L’énergie stockée dans un inducteur
Les inducteurs, composants électroniques passifs, jouent un rôle crucial dans le stockage d’énergie dans leurs champs magnétiques lorsqu’un courant électrique les traverse. Ces dispositifs sont fréquemment utilisés dans les circuits électriques et électroniques pour s’opposer aux variations de courant, filtrer les signaux et emmagasiner de l’énergie. Un inducteur est généralement composé d’un enroulement de fil conducteur, pouvant être enroulé autour d’un noyau d’air, de ferrite ou d’un autre matériau magnétique.
La propriété clé d’un inducteur est son inductance (L), qui mesure sa capacité à s’opposer aux changements de courant. L’inductance se mesure en henries (H) et dépend de plusieurs facteurs tels que le nombre de spires du bobinage, la géométrie de la bobine, l’espacement entre les spires et le matériau du noyau.
Formule de l’énergie stockée
L’énergie emmagasinée dans un inducteur provient du champ magnétique créé par le courant qui le traverse. Cette énergie peut être exprimée par la formule : W = (1/2) * L * I2, où :
- W représente l’énergie stockée dans l’inducteur (en joules, J)
- L est l’inductance de l’inducteur (en henries, H)
- I est le courant traversant l’inducteur (en ampères, A)
Cette formule indique que l’énergie stockée dans un inducteur est directement proportionnelle à son inductance et au carré du courant qui le traverse. Si le courant est constant, l’énergie stockée reste constante. Toutefois, lorsqu’il y a variation du courant, l’énergie stockée dans le champ magnétique change également, ce qui peut conduire à l’absorption ou à la libération d’énergie par l’inducteur.

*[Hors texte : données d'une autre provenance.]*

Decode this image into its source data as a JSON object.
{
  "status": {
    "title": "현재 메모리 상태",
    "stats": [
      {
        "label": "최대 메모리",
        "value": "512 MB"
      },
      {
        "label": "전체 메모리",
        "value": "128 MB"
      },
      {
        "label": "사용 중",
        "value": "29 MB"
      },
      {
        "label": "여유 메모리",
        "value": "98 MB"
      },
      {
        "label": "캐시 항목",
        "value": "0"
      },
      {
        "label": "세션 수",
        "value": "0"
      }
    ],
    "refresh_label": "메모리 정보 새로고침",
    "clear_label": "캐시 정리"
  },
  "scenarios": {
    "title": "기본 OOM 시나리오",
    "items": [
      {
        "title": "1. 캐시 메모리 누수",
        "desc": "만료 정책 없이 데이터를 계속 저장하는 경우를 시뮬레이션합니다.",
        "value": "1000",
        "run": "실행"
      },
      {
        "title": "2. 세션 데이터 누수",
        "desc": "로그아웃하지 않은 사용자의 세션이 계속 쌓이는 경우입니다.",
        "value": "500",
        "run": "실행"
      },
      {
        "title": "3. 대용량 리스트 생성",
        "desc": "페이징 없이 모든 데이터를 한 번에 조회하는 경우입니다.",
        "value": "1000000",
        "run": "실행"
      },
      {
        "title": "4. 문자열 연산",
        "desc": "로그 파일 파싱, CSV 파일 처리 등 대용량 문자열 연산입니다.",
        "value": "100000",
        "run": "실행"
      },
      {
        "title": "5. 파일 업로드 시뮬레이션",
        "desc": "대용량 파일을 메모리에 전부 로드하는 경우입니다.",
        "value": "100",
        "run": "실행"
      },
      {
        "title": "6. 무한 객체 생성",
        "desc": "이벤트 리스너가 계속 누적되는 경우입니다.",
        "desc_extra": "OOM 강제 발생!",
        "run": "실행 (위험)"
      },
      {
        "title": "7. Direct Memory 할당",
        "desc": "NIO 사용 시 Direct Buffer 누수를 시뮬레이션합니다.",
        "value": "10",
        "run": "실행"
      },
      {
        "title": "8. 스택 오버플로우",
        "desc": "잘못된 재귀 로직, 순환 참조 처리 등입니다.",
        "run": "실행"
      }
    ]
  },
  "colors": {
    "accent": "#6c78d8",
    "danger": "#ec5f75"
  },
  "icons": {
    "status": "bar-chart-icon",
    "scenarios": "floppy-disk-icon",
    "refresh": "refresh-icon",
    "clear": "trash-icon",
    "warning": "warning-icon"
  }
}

Applications des inducteurs
Les inducteurs, stockant de l’énergie dans leur champ magnétique, sont utiles dans diverses applications telles que les systèmes de stockage d’énergie, les convertisseurs DC-DC et les régulateurs à découpage. Dans ces applications, les inducteurs travaillent de concert avec d’autres composants comme les condensateurs et les diodes pour stocker et libérer de l’énergie, contribuant ainsi à maintenir une tension ou un courant de sortie stable.
L’analogie hydraulique
L’analogie hydraulique, ou analogie électro-fluidique, est un outil pédagogique largement utilisé pour comparer l’hydraulique et l’électricité, et s’avère utile pour enseigner et comprendre le fonctionnement des circuits. Cette analogie s’applique également aux problèmes de transfert de chaleur.
Dans cette analogie, les composants électroniques sont représentés par des équivalents hydrauliques. La relation entre la tension et le courant est définie par la loi d’Ohm, analogue à l’équation de Hagen-Poiseuille, les deux étant des modèles linéaires reliant le flux et le potentiel dans leurs systèmes respectifs. La tension est semblable à la différence de pression qui pousse l’eau à travers un tuyau, mesurée en volts (V), tandis que le courant est équivalent à un débit volumique, c’est-à-dire la quantité d’eau s’écoulant sur une période donnée, mesurée en ampères (A).
Les inducteurs sont comparables à une grande roue à aubes placée dans le flux de fluide. La masse de la roue et la taille des pales limitent la capacité de l’eau à changer rapidement son débit (courant) en raison de l’inertie, mais, avec le temps, un flux constant traverse la roue, car elle tourne à la même vitesse que le flux d’eau.